Целый квартал ушел на изготовление одной восьмидюймовки. Хотя умеючи, конечно, и год можно было мучаться. Например, по-хорошему, после отливки и отжига ее стоило бы хотя бы немного проковать. Но пока так. Оборудования для этого у него все равно не имелось…
– Выстрел! – крикнул Лев Николаевич.
Все, кто по неосторожности стояли слишком близко, резво отскочили. А он, дождавшись этого, подпалил заряд.
– Бах! – вновь ударила 8-дюймовка.
– Бань!
Однако следующую команду о заряжании он отдавать не стал. Вызвал приехавшего с ним специалиста. Тот пару минут походил, постучал по стволу молоточками, внимательно случая эхо стетоскопом.
– Заряжай. – наконец, скомандовал граф.
И так по кругу, пока не удалось отстрелять все десять изготовленных снарядов. Тоже из ковкого чугуна. К донной части которых крепилась медная «юбка», которая при выстреле расширялась и впивалась в широкие, но не очень глубокие нарезы. Давая и обтюрацию приличную, и вращение.
– Группа, – произнес Лев Николаевич, завершив стрельбу. – Бань орудие со всем радением.
После чего отдав пальник подбежавшему солдату-артиллеристу, направился к императору и Лазареву.
– А как же ударные гранаты? – с мягкой улыбкой поинтересовался адмирал.
– Побойтесь бога, Михаил Петрович.

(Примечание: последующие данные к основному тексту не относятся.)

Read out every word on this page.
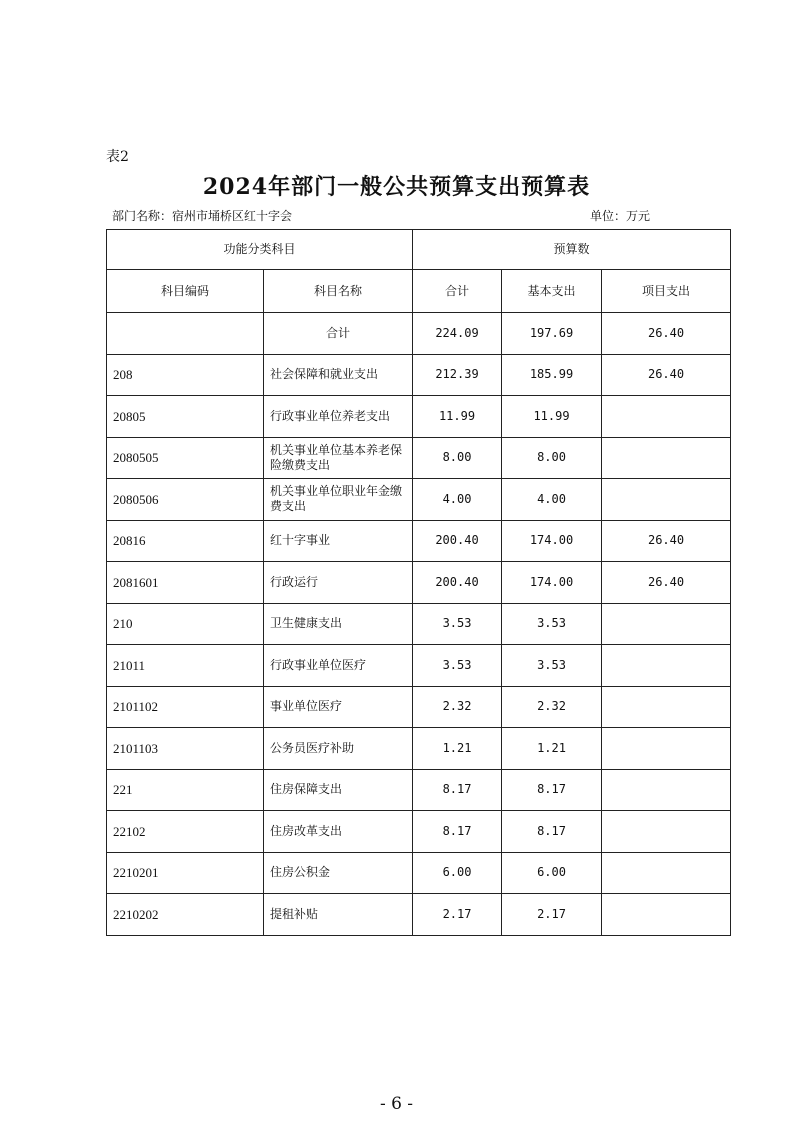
表2
2024年部门一般公共预算支出预算表
部门名称：宿州市埇桥区红十字会	单位：万元
功能分类科目		预算数		
科目编码	科目名称	合计	基本支出	项目支出
	合计	224.09	197.69	26.40
208	社会保障和就业支出	212.39	185.99	26.40
20805	行政事业单位养老支出	11.99	11.99	
2080505	机关事业单位基本养老保险缴费支出	8.00	8.00	
2080506	机关事业单位职业年金缴费支出	4.00	4.00	
20816	红十字事业	200.40	174.00	26.40
2081601	行政运行	200.40	174.00	26.40
210	卫生健康支出	3.53	3.53	
21011	行政事业单位医疗	3.53	3.53	
2101102	事业单位医疗	2.32	2.32	
2101103	公务员医疗补助	1.21	1.21	
221	住房保障支出	8.17	8.17	
22102	住房改革支出	8.17	8.17	
2210201	住房公积金	6.00	6.00	
2210202	提租补贴	2.17	2.17	
- 6 -
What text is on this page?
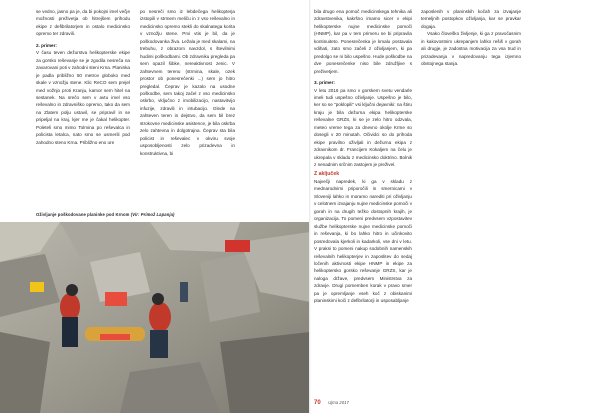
se vedno, jasno pa je, da bi pokojni imel večje možnosti preživetja ob hitrejšem prihodu ekipe z defibrilatorjem in ostalo medicinsko opremo ter zdravili.

2. primer:

V času teven dežurstva helikopterske ekipe za gorsko reševanje se je zgodila nesreča na zavarovani poti v zahodni steni Krna. Planinka je padla približno 50 metrov globoko med skale v vznožju stene. Klic ReCO sem prejel med vožnjo proti Kranju, kamor sem hitel na sestanek. Na srečo sem v avtu imel vso reševalno in zdravniško opremo, tako da sem na Zlatem polju ustavil, se pripravil in se pripeljal na kraj, kjer me je čakal helikopter. Poleteli smo mimo Tolmina po reševalca in policista letalca, nato smo se usmerili pod zahodno steno Krna. Približno eno ure

po nesreči smo iz lebdečega helikopterja izstopili v strmem meliču in z vso reševalno in medicinsko opremo stekli do skalnatega korita v vznožju stene. Prvi vtis je bil, da je poškodovanka živa. Ležala je med skalami, na trebuhu, z obrazom navzdol, s številnimi hudimi poškodbami. Ob zdravniku pregleda pa sem opazil šibke, nereaktivnost zenic. V zahtevnem terenu (strmina, skale, ozek prostor ob ponesrečenki ...) sem jo hitro pregledal. Čeprav je kazalo na usodne poškodbe, sem takoj začel z vso medicinsko oskrbo, vključno z imobilizacijo, nastavitvijo infuzije, zdravili in intubacijo. Glede na zahteven teren in dejstvo, da sem bil brez strokovne medicinske asistence, je bila oskrba zelo zahtevna in dolgotrajna. Čeprav sta bila policist in reševalec v okviru svoje usposobljenosti zelo prizadevna in konstruktivna, bi

Oživljanje poškodovane planinke pod Krnom (Vir: Primož Lapanja)

bila drugo ena pomoč medicinskega tehnika ali zdravstvenika, kakršno imamo sicer v ekipi helikopterske nujne medicinske pomoči (HNMP), kar pa v tem primeru ne bi pripravila kontinuiteto. Ponesrečenka je kmalu postavala vdihati, zato smo začeli z oživljanjem, ki pa predolgo se ni bilo uspešno. Hude poškodbe na dve ponesrečenke niso bile združljive s preživetjem.

3. primer:

V letu 2016 pa smo v gorskem svetu vendarle imeli tudi uspešno oživljanje. Uspešno je bilo, ker so se "poklopili" vsi ključni dejavniki: na štiru kraju je bila dežurna ekipa helikopterske reševalne GRZS, ki se je zelo hitro odzvala, meteo vreme tega za dnevno okolje Krme so dosegli v 20 minutah. Očividci so do prihoda ekipe pravilno oživljali in dežurna ekipa z zdravnikom dr. Francijem Kokaljem na čelu je ukrepala v skladu z medicinsko doktrino. Bolnik z nenadnim srčnim zastojem je preživel.

Z aključek

Največji napredek, ki ga v skladu z mednarodnimi priporočili in smernicami v Sloveniji lahko in moramo narediti pri oživljanju v celotnem izvajanju nujne medicinske pomoči v gorah in na drugih težko dostopnih krajih, je organizacija. To pomeni predvsem vzpostavitev službe helikopterske nujne medicinske pomoči in reševanja, ki bo lahko hitro in učinkovito posredovala kjerkoli in kadarkoli, vse dni v letu. V praksi to pomeni nakup sodobnih namenskih reševalnih helikopterjev in zaposlitev do sedaj ločenih aktivnosti ekipe HNMP in ekipe za helikoptersko gorsko reševanje GRZS, kar je naloga države, predvsem Ministrstva za zdravje. Drugi pomemben korak v pravo smer pa je opremljanje vseh koč z obiskanimi planinskimi koči z defibrilatorji in usposabljanje

zaposlenih v planinskih kočah za izvajanje temeljnih postopkov oživljanja, kar se pravkar dogaja.

Vsako človeško življenje, ki ga z pravočasnim in kakovostnim ukrepanjem lahko rešiš v gorah ali drugje, je zadostna motivacija za vsa trud in prizadevanja v napredovanju tega izjemno obstojnega stanja.

70 Ujma 2017
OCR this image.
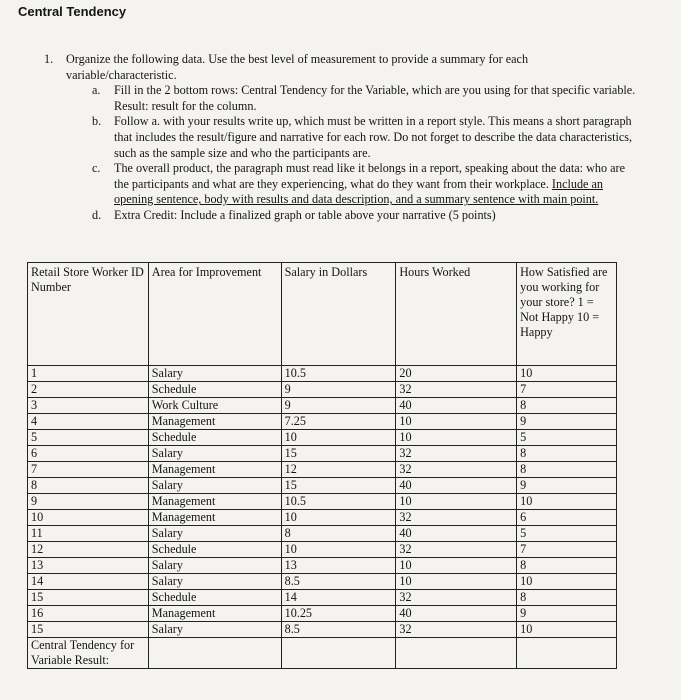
Central Tendency
1.	Organize the following data. Use the best level of measurement to provide a summary for each variable/characteristic.
a.	Fill in the 2 bottom rows: Central Tendency for the Variable, which are you using for that specific variable. Result: result for the column.
b.	Follow a. with your results write up, which must be written in a report style. This means a short paragraph that includes the result/figure and narrative for each row. Do not forget to describe the data characteristics, such as the sample size and who the participants are.
c.	The overall product, the paragraph must read like it belongs in a report, speaking about the data: who are the participants and what are they experiencing, what do they want from their workplace. Include an opening sentence, body with results and data description, and a summary sentence with main point.
d.	Extra Credit: Include a finalized graph or table above your narrative (5 points)
Retail Store Worker ID Number	Area for Improvement	Salary in Dollars	Hours Worked	How Satisfied are you working for your store? 1 = Not Happy 10 = Happy
1	Salary	10.5	20	10
2	Schedule	9	32	7
3	Work Culture	9	40	8
4	Management	7.25	10	9
5	Schedule	10	10	5
6	Salary	15	32	8
7	Management	12	32	8
8	Salary	15	40	9
9	Management	10.5	10	10
10	Management	10	32	6
11	Salary	8	40	5
12	Schedule	10	32	7
13	Salary	13	10	8
14	Salary	8.5	10	10
15	Schedule	14	32	8
16	Management	10.25	40	9
15	Salary	8.5	32	10
Central Tendency for Variable Result:				
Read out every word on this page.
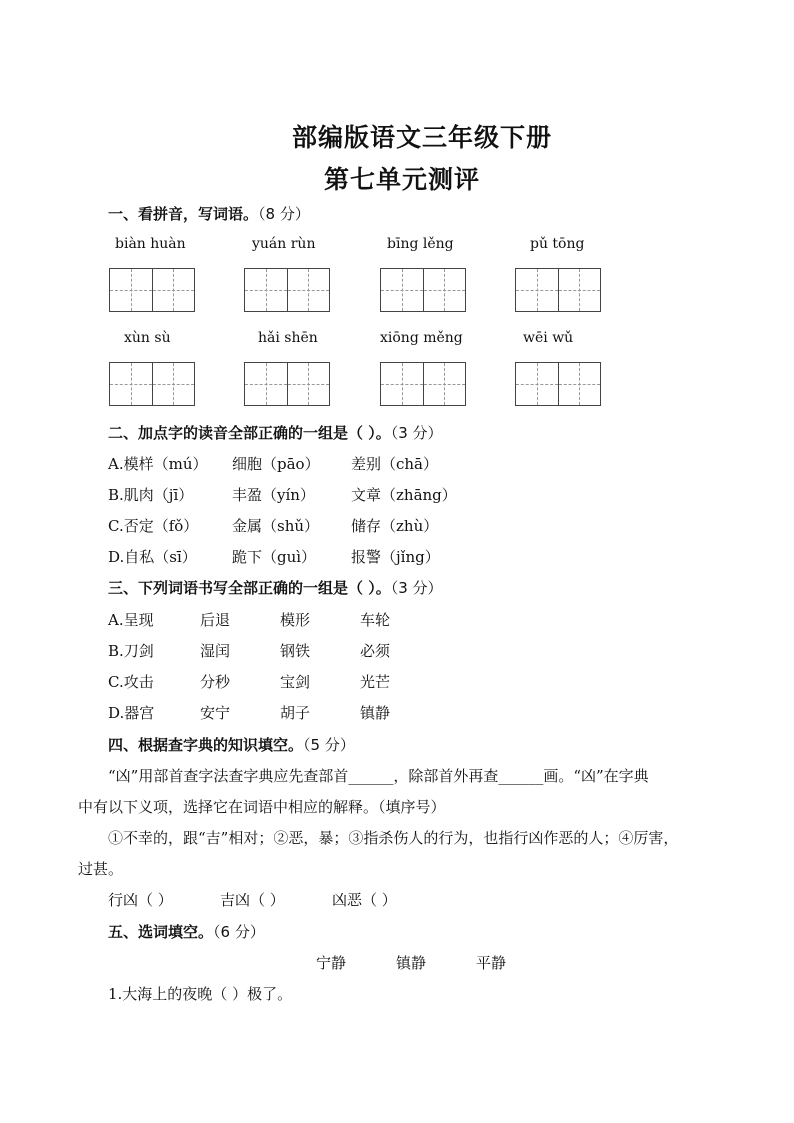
部编版语文三年级下册
第七单元测评
一、看拼音，写词语。（8 分）
biàn huàn	yuán rùn	bīng lěng	pǔ tōng
xùn sù	hǎi shēn	xiōng měng	wēi wǔ
二、加点字的读音全部正确的一组是（ ）。（3 分）
A.模样（mú） 细胞（pāo） 差别（chā）
B.肌肉（jī）	丰盈（yín） 文章（zhāng）
C.否定（fǒ） 金属（shǔ） 储存（zhù）
D.自私（sī） 跪下（guì） 报警（jǐng）
三、下列词语书写全部正确的一组是（ ）。（3 分）
A.呈现	后退	模形	车轮
B.刀剑	湿闰	钢铁	必须
C.攻击	分秒	宝剑	光芒
D.器宫	安宁	胡子	镇静
四、根据查字典的知识填空。（5 分）
“凶”用部首查字法查字典应先查部首______，除部首外再查______画。“凶”在字典
中有以下义项，选择它在词语中相应的解释。（填序号）
①不幸的，跟“吉”相对；②恶，暴；③指杀伤人的行为，也指行凶作恶的人；④厉害，
过甚。
行凶（ ）	吉凶（ ）	凶恶（ ）
五、选词填空。（6 分）
宁静	镇静	平静
1.大海上的夜晚（ ）极了。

За столь скромный и это то – чудо, что успел сделать.
– Отчего же? – с некоторым удивлением спросил Николай Павлович. – Разве у нас лить чугун не умеют? Или его лить не умели конкретно у вас?
– Государь, а тут не простой чугун. Давление в канале ствола с переходом на нарезные снаряды возрастает. В этом… хм… сюрприз нашим западным партнерам. Они ведь попытаются пушку скопировать. Отольют из простого чугуна и… – Лев улыбнулся.
– Вы бледны.
– Первые десять выстрелов, Николай Павлович. – Я обещался сделать орудие, я его и испытывал. Лично. Чтобы никто иной не пострадал в случае моей ошибки. Мы даже проверить его честь по чести не успели. Все на бегу.
– А что за чугун? – оживился Лазарев.
– Вязкий. Куда более вязкий, чем обычный. Этот даже ковать помаленьку можно.
– И как… хотя… – улыбнулся адмирал. – Когда мы сможем испытать ударные гранаты?
– Весной. Не раньше. Я хочу подготовить два их типа. Причем в достаточном количестве, чтобы проверить выносливость орудия. Половину от того, что настреляем и поставим в живучесть.
– Отчего же половину? – несколько удивился император.
– Чтобы обученные расчеты не терять. Их добрая подготовка многократно дороже нескольких орудий обойдется. А если не учить, то и толку от него не будет. Так – в белый свет как в копеечку снаряды и живучесть переводить.
– Здесь что-то нужно подготовить? – спросил Лазарев, махнув рукой на поле.
– Да, конечно. Нужно подготовить передвижные щиты с фрагментами обшивок фрегата и линейного корабля. Хотя по десятку каждого типа. Лучше больше, чтобы статистику какую-никакую собрать. Здесь вот, рядом совсем, нужно вал отсыпать с щелью укрытия. Чтобы не рисковать лишний раз. Ну и вал тот отсыпать куда как добротнее. Мы пока не знаем, какая живучесть у этой пушки, поэтому придется готовить две-три тысячи снарядов минимум.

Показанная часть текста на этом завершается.